Yusuf Atılgan, un styliste du désespoir.

jeudi 10 juillet 2014, par Alain Mascarou

« Après l’avoir lu je ne savais si c’était moi ou le roman qui devait passer par la fenêtre ». C’est ce qu’un lecteur d’Anayurt Oteli (1973), assez inspiré pour lire ce roman dans sa chambre d’hôtel à Kayseri, raconta à Fred Stark, qui traduisit en anglais ce second roman de Yusuf Atılgan (1921-1989), oppressant récit du lent suicide d’un gérant d’hôtel claquemuré dans son hôtel et sa folie auto-destructrice. Ferda Fidan, le traducteur en français de ce même texte, paru sous le titre de L’Hôtel de la mère patrie en 1992, et aujourd’hui traducteur d’Aylak Adam (L’Homme désœuvré), qui fut publié en 1959, a peut-être reçu de semblables aveux. Ils laissent deviner à quoi s’engage qui s’aventure à traduire l’œuvre d’Atılgan.

L'Homme désoeuvré
L’Homme désoeuvré
Yusuf Atılgan - traduit du turc par : Ferda FIDAN
Crédits : Actes Sud - Lettres turques

Citée par un être aussi pudique que Fred Stark, cette réaction en dit long sur ce qu’une telle épreuve peut entamer de la sensibilité, sinon de l’équilibre, du traducteur. En tout cas l’impitoyable staccato d’Atılgan dans son premier roman, qui en fait déjà l’un des enviables accomplissements de la prose turque moderne —des phrases brèves, denses, abrasives, sans effet ni liaisons entre elles, aussi décapantes que l’est le regard du héros —, ne peut laisser indemne le lecteur, et l’incite au moins à relayer l’interpellation adressée à ses contemporains par le protagoniste de L’Homme désœuvré, C., un homme de 28 ans à l’allure d’étudiant : « Neden ? Neden böylesiniz ? » « Pourquoi ? Pourquoi êtes-vous ainsi ? ». Un homme jeune, aisé, « pas mal » de sa personne, pour qui l’amour est le seul absolu, à la recherche de l’élue dans la foule d’Istanbul : un hiver, il a abandonné une peintre, Ayşe, dont il a cru à tort qu’elle le trompait ; au printemps, intrigué par deux jolies passantes il courtise l’une, Gülfer, avant de s’apercevoir, mais « trop tard », comme dans le poème de Baudelaire, que c’est l’autre, B., qu’il aurait dû suivre ; entre temps, il a retrouvé Ayşe la durée d’un été, et l’a perdue à nouveau.

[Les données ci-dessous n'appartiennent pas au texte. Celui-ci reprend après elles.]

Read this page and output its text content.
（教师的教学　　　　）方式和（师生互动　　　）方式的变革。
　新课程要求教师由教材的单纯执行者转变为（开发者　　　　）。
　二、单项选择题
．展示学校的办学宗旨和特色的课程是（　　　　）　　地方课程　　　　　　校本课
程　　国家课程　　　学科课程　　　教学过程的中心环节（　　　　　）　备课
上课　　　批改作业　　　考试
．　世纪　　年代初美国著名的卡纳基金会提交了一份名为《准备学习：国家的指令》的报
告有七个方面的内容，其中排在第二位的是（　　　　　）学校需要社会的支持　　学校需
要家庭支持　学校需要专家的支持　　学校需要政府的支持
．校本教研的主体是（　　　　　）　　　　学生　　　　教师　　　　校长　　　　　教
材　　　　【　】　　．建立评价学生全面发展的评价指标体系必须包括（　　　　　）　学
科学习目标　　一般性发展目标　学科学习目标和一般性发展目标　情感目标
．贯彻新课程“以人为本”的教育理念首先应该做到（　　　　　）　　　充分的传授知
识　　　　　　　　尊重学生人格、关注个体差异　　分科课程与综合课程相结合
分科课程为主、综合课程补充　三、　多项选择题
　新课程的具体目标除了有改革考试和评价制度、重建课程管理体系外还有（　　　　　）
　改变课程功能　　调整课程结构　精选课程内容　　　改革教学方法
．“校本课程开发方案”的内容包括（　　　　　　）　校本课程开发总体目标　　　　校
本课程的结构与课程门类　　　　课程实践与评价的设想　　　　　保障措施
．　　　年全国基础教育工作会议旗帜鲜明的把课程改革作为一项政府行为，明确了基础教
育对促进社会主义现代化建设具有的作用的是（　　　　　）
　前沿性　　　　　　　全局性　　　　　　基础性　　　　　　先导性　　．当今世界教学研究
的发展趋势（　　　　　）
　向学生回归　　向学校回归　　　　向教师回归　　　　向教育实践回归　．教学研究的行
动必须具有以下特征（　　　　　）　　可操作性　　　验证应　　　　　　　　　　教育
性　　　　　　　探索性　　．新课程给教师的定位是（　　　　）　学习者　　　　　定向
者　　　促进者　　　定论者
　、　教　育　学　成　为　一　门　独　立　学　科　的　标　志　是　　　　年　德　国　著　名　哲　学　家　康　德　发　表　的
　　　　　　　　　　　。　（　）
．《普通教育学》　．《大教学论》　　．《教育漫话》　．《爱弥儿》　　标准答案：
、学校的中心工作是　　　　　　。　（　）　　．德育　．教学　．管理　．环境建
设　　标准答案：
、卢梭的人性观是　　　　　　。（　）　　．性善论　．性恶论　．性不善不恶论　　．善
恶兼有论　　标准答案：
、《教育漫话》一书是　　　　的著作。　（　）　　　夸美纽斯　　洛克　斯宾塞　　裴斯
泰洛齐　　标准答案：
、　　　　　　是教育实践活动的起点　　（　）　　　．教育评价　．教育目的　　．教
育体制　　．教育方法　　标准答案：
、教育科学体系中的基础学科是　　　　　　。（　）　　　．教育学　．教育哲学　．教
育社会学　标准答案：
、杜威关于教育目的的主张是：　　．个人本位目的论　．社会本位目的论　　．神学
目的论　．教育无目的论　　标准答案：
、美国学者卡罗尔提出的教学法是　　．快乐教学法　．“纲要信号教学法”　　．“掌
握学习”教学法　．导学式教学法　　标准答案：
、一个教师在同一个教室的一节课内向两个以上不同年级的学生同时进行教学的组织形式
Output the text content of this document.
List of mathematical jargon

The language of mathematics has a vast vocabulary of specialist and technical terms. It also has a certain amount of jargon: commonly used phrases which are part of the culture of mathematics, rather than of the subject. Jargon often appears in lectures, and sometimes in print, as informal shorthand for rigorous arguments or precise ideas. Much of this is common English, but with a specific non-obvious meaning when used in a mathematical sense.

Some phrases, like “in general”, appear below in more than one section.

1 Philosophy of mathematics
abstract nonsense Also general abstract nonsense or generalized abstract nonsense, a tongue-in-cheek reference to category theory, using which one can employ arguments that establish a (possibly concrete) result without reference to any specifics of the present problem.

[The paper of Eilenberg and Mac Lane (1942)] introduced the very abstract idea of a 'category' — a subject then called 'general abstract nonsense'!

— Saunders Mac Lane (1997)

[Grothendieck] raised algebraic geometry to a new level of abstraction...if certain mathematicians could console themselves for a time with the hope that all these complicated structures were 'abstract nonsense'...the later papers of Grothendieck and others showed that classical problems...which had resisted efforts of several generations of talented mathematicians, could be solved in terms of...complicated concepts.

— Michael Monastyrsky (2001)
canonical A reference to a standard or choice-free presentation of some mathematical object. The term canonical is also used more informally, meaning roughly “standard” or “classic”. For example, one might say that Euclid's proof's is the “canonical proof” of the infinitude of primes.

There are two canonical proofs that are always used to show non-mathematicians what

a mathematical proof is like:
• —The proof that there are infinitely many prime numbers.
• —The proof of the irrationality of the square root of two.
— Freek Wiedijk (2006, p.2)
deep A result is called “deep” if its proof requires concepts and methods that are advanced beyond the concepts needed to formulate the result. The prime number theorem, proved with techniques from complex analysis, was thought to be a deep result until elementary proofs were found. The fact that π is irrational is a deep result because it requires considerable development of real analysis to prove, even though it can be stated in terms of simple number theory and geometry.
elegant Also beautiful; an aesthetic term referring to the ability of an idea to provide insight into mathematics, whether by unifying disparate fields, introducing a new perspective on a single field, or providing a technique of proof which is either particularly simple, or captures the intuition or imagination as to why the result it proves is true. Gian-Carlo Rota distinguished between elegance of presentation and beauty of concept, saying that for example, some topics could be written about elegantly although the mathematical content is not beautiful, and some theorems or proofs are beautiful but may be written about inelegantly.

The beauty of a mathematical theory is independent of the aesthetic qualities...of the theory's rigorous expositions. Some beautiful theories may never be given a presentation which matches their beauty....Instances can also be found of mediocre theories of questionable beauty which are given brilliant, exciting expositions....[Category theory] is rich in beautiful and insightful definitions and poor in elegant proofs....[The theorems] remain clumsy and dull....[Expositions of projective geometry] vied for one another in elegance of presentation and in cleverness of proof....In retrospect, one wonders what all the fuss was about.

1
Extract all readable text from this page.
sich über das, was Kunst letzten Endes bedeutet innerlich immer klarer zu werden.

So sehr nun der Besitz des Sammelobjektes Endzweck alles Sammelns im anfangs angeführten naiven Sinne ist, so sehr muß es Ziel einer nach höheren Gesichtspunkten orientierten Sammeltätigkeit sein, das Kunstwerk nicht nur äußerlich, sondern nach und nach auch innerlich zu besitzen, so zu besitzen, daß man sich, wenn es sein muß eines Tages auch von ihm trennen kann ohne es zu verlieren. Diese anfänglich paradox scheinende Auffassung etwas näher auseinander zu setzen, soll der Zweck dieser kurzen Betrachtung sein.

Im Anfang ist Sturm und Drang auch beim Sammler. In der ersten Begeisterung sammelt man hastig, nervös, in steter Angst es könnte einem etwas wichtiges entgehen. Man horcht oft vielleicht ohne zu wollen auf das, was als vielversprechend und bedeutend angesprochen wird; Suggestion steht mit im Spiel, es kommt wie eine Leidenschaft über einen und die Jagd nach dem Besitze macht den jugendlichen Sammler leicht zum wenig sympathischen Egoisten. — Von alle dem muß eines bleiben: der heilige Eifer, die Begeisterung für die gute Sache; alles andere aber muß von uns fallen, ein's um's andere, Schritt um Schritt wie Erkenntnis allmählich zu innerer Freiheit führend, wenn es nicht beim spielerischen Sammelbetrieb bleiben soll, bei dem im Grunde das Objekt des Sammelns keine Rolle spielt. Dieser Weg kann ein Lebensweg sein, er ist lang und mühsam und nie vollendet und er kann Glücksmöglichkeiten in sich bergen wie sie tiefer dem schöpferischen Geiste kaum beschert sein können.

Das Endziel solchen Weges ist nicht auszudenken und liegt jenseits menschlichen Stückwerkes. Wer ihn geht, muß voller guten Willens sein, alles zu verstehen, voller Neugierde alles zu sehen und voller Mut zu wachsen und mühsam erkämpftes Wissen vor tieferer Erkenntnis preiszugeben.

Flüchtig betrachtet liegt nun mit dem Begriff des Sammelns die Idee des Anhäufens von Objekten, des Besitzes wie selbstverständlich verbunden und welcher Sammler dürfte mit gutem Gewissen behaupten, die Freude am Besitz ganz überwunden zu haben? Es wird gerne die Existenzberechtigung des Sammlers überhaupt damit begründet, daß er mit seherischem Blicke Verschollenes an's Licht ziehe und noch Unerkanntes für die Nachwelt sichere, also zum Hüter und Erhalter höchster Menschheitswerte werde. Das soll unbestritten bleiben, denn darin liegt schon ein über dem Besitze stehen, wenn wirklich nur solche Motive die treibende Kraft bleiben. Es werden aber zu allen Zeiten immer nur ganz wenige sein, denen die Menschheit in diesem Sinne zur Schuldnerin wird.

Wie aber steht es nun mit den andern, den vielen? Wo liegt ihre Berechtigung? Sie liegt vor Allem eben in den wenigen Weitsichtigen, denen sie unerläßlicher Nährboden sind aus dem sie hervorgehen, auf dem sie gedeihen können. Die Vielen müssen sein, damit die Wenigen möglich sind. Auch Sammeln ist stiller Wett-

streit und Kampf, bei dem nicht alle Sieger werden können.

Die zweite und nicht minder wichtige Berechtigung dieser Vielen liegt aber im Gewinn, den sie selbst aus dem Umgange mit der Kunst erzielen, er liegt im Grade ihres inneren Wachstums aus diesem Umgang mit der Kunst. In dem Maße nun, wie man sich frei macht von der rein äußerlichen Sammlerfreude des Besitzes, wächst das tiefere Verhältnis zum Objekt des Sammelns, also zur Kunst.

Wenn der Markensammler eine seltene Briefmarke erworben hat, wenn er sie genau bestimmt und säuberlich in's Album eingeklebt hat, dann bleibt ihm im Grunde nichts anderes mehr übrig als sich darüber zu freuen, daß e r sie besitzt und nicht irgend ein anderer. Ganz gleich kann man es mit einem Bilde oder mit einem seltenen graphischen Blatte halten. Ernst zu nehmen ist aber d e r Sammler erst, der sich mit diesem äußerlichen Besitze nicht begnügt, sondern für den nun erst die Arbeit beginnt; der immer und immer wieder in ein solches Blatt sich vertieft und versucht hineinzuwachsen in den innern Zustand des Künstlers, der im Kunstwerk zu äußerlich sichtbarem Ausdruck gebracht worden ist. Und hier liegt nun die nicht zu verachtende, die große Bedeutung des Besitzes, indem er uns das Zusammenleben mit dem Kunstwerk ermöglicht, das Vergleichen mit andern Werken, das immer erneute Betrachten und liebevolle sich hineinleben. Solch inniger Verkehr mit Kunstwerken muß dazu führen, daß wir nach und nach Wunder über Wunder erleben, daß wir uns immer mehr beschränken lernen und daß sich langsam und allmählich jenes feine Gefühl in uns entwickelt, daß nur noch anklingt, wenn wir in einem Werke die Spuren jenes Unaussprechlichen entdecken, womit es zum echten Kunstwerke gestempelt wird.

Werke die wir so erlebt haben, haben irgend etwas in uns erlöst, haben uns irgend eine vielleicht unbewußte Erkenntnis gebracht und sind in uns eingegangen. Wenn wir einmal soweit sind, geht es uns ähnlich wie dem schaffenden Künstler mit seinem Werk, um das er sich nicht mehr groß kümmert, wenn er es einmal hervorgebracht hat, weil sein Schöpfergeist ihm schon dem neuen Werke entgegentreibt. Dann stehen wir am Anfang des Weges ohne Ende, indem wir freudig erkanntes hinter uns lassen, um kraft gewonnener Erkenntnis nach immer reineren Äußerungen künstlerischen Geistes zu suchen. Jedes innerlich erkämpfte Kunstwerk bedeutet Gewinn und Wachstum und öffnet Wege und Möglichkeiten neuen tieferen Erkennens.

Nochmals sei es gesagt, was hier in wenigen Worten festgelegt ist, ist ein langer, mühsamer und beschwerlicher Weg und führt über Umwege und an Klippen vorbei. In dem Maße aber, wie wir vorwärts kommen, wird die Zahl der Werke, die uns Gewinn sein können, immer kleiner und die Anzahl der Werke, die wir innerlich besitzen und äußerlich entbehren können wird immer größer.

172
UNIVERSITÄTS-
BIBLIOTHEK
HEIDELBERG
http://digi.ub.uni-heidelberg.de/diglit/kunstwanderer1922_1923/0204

Istanbul, « capitale de la douleur »

Le cri qu’il pousse trahit un être violent et désemparé, dans l’Istanbul des années 50 réduit au triangle Karaköy-Taksim-Dolmabahçe, et devenu « capitale de la douleur » ; les baies vitrées de ses pâtisseries, les loges de ses cinémas, ses rues secrètes, ses tramways, se confondent avec l’angoisse de la traque amoureuse de la « passante » baudelairienne, se plient à la configuration du désir, s’identifient au labyrinthe d’une affectivité blessée dès l’enfance. C’est le récit d’un échec aussi inexorable que la succession des saisons, de l’hiver à l’automne. La seule incursion hors de la ville, dans une cité balnéaire de la côte orientale, qui semblerait procurer un répit, mènera à la prise de conscience de l’irrémédiable gâchis créé non par ces « gens du dehors » routiniers, conventionnels, que le héros rend responsables de ses fiascos amoureux, mais par le traumatisme infligé par un père libidineux. Celui-ci a arraché l’oreille à C., qui a surpris ses rapports sexuels avec la tante Zehra.« Scène capitale » dont le héros ressentira toujours les séquelles corporelles (cette façon de se gratter l’oreille, entre autres malaises) et psychiques.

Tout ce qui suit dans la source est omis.